Hey William we read your novel and think it would make a great movie. Usually two people work in tandem. One is a person who initially contacts you and then they bring in the big gun agent who is not an agent at all. We can get your book in front of top line producers and they will make it into a movie...for a fee. Again it is in the thousands. The word Hollywood is Christmas for most authors and so this is a strong play and unfortunately many authors get fleeced finding out too late they have no contacts at all and worse they never read your book.

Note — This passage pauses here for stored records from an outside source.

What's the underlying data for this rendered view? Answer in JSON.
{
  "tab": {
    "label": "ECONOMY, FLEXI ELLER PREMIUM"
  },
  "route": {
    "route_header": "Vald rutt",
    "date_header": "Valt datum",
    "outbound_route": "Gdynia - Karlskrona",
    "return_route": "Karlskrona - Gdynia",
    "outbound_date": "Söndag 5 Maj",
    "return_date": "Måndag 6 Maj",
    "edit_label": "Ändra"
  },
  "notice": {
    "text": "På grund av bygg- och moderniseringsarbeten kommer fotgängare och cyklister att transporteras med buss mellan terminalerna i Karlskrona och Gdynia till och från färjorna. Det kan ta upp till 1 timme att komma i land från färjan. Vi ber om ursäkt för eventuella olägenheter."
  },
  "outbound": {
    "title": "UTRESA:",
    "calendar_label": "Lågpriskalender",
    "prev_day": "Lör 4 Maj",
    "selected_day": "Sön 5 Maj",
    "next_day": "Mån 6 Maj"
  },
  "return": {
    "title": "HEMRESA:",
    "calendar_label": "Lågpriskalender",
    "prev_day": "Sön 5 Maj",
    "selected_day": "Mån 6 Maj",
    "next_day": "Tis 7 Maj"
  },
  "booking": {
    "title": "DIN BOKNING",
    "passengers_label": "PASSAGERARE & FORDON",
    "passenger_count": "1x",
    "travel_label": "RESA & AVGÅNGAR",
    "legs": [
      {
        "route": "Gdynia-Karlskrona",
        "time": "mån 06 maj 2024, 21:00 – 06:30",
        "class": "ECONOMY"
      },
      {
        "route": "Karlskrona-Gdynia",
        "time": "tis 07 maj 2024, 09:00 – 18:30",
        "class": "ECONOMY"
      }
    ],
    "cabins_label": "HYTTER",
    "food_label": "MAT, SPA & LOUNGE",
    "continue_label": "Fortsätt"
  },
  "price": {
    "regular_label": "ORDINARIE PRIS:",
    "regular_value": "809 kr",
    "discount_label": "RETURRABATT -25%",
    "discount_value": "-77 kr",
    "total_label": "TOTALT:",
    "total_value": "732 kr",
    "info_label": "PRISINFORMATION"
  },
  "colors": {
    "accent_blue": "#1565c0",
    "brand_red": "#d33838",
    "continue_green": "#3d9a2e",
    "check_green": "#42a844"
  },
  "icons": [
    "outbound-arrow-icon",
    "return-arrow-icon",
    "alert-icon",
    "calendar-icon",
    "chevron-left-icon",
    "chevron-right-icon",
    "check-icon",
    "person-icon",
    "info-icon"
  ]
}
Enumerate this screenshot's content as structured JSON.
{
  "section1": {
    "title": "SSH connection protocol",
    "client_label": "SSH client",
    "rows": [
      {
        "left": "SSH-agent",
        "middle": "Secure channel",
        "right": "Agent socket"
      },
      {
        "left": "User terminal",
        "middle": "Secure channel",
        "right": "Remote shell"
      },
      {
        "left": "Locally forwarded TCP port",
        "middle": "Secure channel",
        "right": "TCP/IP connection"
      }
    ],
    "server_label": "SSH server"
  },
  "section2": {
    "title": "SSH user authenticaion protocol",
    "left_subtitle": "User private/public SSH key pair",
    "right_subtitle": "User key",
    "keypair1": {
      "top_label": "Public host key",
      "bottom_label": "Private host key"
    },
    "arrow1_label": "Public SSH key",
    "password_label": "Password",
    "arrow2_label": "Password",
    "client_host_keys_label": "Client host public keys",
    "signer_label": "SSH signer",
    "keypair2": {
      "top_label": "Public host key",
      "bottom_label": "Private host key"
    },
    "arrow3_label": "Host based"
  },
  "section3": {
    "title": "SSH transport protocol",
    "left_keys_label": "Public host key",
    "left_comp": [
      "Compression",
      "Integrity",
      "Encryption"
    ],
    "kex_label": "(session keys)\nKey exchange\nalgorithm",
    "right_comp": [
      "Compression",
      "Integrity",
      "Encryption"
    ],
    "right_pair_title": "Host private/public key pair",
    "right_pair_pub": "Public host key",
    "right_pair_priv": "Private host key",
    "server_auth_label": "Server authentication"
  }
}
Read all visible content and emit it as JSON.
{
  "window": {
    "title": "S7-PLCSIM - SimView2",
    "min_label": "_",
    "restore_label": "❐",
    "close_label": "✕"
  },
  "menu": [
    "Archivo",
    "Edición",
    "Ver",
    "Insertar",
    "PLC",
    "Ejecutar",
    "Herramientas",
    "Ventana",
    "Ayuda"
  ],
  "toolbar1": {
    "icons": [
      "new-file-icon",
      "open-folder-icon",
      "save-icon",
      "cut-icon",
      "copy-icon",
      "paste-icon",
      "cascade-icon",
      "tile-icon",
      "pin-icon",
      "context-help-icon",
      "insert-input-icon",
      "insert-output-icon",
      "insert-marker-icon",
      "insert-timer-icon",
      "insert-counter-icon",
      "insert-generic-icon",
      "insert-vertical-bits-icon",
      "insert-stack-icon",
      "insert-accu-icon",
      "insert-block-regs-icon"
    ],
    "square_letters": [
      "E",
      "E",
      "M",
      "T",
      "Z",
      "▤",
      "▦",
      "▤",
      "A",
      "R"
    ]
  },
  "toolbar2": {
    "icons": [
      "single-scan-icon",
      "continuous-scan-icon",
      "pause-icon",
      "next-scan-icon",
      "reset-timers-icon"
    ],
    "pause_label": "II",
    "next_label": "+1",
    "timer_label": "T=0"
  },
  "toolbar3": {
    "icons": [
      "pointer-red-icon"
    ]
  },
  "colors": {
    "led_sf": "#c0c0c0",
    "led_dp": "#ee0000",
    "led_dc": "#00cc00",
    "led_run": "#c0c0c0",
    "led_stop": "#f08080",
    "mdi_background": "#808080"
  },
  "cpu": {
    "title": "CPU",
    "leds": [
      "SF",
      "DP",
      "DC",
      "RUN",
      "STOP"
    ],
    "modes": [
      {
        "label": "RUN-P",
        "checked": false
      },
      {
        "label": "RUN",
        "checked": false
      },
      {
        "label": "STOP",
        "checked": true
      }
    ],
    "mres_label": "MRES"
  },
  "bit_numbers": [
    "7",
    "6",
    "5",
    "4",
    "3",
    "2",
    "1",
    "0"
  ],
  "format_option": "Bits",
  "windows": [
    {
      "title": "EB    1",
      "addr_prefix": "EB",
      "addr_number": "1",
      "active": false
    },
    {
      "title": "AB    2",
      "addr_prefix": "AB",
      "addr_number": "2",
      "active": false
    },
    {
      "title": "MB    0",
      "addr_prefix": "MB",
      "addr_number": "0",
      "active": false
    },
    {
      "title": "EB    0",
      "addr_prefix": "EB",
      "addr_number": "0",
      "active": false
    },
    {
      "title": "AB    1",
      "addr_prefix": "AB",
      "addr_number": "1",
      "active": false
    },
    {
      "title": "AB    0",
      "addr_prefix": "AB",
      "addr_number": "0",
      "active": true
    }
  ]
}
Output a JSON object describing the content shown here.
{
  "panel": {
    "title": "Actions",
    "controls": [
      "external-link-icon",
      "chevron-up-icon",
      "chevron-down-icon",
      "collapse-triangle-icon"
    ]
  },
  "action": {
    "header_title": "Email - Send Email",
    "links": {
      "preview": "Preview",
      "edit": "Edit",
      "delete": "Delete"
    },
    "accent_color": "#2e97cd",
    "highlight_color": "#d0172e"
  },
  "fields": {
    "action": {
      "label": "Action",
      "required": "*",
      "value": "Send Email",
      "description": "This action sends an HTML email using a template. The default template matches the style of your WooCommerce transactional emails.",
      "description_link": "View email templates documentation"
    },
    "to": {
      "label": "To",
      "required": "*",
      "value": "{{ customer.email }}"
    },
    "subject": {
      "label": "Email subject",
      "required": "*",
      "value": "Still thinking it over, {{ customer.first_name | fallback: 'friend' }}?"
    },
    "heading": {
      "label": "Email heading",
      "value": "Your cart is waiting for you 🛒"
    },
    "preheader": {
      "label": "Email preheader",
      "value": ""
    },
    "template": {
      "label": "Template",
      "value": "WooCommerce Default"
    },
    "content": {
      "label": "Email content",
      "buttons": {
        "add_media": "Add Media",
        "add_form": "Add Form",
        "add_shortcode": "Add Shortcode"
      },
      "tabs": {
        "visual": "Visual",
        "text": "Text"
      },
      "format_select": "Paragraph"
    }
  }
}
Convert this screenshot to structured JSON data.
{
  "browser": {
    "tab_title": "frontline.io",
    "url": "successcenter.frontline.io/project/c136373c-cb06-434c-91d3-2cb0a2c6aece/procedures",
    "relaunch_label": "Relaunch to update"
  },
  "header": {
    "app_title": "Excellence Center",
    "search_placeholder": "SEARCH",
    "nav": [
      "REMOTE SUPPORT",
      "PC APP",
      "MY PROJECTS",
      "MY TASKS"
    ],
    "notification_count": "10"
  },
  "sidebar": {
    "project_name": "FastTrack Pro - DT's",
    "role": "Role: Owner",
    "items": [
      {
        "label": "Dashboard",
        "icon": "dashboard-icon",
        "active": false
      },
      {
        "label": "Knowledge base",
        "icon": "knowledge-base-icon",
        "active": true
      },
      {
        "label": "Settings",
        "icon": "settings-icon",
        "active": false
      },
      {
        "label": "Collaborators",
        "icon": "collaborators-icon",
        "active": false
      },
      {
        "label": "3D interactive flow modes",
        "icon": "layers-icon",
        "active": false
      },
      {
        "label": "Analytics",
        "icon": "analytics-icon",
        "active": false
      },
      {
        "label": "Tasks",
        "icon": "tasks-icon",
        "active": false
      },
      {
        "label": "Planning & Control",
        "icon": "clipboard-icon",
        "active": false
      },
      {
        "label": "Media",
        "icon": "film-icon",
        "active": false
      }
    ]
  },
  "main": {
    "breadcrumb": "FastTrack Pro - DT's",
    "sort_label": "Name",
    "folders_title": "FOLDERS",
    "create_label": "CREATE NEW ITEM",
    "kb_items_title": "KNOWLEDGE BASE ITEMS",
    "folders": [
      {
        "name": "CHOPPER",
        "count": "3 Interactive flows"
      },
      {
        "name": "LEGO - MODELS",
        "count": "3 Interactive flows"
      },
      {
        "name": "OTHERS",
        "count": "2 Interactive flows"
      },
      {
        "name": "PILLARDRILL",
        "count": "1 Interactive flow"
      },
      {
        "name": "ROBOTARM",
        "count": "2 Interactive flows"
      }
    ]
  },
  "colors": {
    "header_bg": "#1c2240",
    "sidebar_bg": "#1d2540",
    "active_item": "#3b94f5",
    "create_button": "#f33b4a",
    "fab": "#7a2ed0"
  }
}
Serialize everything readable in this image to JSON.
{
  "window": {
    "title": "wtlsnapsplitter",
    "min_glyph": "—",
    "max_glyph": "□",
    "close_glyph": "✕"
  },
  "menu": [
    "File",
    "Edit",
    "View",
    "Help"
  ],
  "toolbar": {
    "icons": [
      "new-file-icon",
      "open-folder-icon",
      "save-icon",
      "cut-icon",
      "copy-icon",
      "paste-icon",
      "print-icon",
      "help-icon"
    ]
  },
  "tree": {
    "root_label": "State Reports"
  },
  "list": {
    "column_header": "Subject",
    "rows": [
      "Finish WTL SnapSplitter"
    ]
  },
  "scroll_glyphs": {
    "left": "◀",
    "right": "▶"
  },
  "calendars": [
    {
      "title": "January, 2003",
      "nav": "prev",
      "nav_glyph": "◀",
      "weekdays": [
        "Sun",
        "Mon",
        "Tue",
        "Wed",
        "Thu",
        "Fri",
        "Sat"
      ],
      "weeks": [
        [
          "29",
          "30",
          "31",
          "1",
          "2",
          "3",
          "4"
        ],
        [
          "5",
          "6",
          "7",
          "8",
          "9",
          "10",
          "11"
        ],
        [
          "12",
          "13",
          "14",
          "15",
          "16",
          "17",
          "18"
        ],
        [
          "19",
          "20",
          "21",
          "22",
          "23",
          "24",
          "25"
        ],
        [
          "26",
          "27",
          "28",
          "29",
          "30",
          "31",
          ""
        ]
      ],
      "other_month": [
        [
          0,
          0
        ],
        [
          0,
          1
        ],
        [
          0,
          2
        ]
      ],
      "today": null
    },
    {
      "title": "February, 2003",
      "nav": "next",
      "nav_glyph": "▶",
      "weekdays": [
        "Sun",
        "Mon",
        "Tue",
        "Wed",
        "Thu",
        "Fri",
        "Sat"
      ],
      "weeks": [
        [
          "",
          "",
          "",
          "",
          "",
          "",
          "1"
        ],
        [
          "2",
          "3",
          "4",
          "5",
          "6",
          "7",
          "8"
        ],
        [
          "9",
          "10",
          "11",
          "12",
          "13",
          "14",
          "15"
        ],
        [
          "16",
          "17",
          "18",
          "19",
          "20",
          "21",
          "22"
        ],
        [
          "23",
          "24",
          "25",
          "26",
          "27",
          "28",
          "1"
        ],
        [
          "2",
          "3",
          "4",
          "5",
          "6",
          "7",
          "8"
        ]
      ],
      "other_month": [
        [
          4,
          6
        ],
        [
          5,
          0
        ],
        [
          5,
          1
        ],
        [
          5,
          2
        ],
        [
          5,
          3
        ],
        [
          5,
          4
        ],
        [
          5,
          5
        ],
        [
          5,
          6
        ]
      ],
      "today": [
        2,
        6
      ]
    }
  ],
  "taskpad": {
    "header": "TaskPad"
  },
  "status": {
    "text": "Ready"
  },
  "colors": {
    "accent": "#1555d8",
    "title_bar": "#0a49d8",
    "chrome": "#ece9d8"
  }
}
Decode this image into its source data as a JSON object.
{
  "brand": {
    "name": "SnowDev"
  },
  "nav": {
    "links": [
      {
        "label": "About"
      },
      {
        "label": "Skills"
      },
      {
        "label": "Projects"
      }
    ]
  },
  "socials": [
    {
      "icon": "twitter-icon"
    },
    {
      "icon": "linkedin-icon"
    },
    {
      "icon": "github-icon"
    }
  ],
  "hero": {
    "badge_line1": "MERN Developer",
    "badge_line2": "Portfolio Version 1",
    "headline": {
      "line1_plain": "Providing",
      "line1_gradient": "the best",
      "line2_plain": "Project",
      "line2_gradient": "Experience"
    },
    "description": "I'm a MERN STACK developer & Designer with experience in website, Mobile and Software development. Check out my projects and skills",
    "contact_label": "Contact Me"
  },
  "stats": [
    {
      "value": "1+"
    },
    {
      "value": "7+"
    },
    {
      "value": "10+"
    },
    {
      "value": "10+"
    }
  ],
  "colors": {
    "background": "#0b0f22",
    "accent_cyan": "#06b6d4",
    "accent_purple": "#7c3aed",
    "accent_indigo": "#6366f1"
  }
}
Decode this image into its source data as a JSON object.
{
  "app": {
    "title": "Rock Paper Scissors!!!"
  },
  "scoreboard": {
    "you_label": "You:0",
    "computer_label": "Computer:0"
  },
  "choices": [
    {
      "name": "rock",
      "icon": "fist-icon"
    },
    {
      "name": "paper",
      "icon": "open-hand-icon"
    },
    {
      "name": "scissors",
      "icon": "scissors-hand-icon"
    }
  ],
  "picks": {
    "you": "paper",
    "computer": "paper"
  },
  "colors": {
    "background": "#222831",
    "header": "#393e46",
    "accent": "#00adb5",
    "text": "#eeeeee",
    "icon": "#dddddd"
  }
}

Publishers are supposed to pay authors not the other way around, Movie producers are supposed to pay authors. Agents are supposed to work on commission. But just hearing that someone loves your book is a tonic to the gin of years of struggle and it is that drunkenness of perceived success these predators bank on. 

Saturday, March 9, 2013

Literary Agents and Hollywood

I was watching The Word last night. A familiar plot of struggling writer takes an old manuscript for his own and becomes famous. But the scene that ceases to amaze me is the agent scene. It as if Hollywood has not been updated since about 1945. First the agent looks like a professor with donnish spectacles...a greying dignified figure behind a desk who looks more like Max Perkins than the rough and tumble agent of today. But lets hold on that.

So the author is discovered by the agent and he gets a call. In The Word the struggling writer submits his phony manuscript and the agent is on the horn. I must see you. Ok. First canard. Agents no longer call anyone. You get an email. But alright lets roll with it. The writer goes into the very large office of the uber successful agent who sits behind his desk more befitting a CEO than a literary agent. He crows about the manuscript and then produces an enormous contract. Second canard. The contract.
Agents don't require contracts. Sure. A few still will get you to sign but it is really a gentleman's agreement. If you want to leave you leave. But if there is a contract it  is one page. Then the agent sells the book instantly in The Word. Boom. Done.

So lets take all of this together and put forth the modern literary agent. Many have an office but many do not. Many work at home. The agents office is small and very nonliterary. The laptop is the office. They do not look like Max Perkins. They look like anyone trying to sell something in a cyberbased economy. Harried. Disheveled. My one agent who was extremely distinguished looked more like a punk rocker and preferred a room with a very old couch fit for a fraternity.

But more than all that the call to the author is an email saying I will give this a shot. I like it and want to represent it. I will let you know. That's it. Nobody flies to New York. Apologies to all authors who fly to NY to meet their agent. But mostly you never meet. Even after they sell your book. It is not that they don't want to meet you it is just they are too busy. And you are usually too broke.

So that's the very unglamorous picture. But I did enjoy The Word. The way the author skyrocketed to the top like a movie star. The agent who sold his book the second he took it on. The Max Perkins world of author and agent. So nice. So gone.